Singapore’s court of appeal has decided that a wealthy family can sue one of Credit Suisse’s trusts as the city-state has jurisdiction over the matter, as reported by FSA‘s sister publication, International Adviser.
Bidzina Ivanishvili and his family have brought a lawsuit against the Swiss bank for at least $300m (£238m, €262m), according to a Bloomberg report.
They are the biggest victims of Patrice Lescaudron, the bank’s former star wealth manager, who was convicted in Geneva in 2018 of forging signatures and faking trades to cover client losses, including Ivanishvili’s.
He told the court that his actions were driven by “fear” over how his wealthy clients would react to the losses. He was sentenced to five years in jail.

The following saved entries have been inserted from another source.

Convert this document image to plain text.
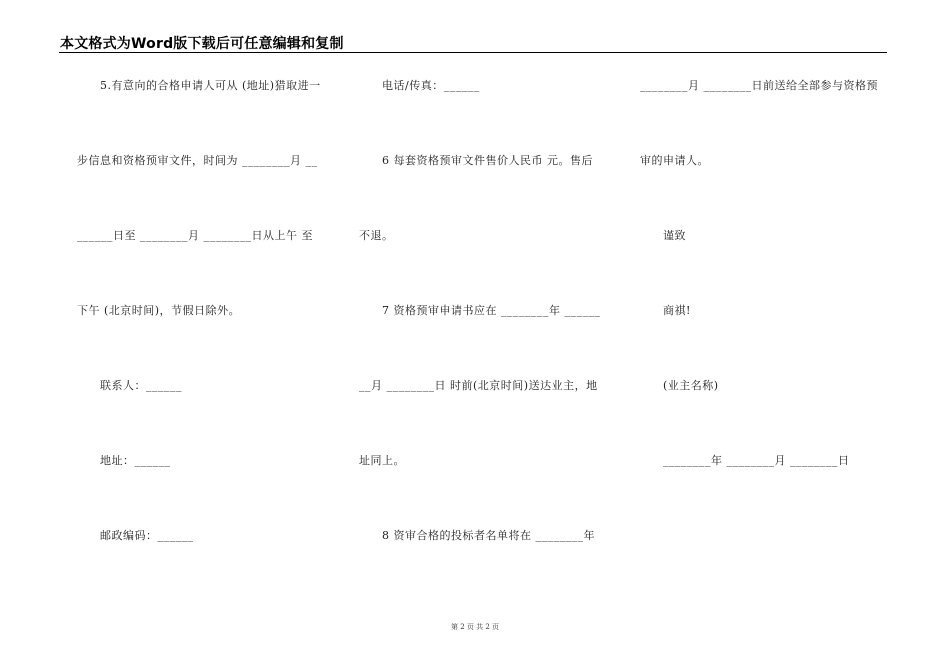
本文格式为Word版下载后可任意编辑和复制
5.有意向的合格申请人可从 (地址)猎取进一
步信息和资格预审文件，时间为 ________月 __
______日至 ________月 ________日从上午 至
下午 (北京时间)，节假日除外。
联系人：______
地址：______
邮政编码：______
电话/传真：______
6 每套资格预审文件售价人民币 元。售后
不退。
7 资格预审申请书应在 ________年 ______
__月 ________日 时前(北京时间)送达业主，地
址同上。
8 资审合格的投标者名单将在 ________年
________月 ________日前送给全部参与资格预
审的申请人。
谨致
商祺!
(业主名称)
________年 ________月 ________日
第 2 页 共 2 页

Credit Suisse has subsequently been accused of failing to act in good faith and in the best interest of the beneficiaries, by neglecting to do proper due diligence on how the investments were managed.
Left in the dark
According to Bloomberg, the lawsuit says that the Credit Suisse Trust’s records show its Meadowsweet fund as having a value of $307m at the end of 2014, but a presentation from the bank three months later showed it had jumped 43% to $439m.
Ivanishvili’s lawyers said the bank ought to have been aware of how wrong the presentation was; and that, if their clients would’ve been made aware of the true investment position, they could have taken steps to reduce their losses.
Lescaudron’s fraud was only discovered in September 2015, when the shares in a company called Raptor Pharmaceuticals plummeted.
He had built up a significant position in the stock on behalf of Ivanishvili, without his or his family’s knowledge.
Credit Suisse Trust said: “The court of appeal’s decision only pertains to the question of jurisdiction. Credit Suisse Trust intends to vigorously contest and defend the claims on the merits.”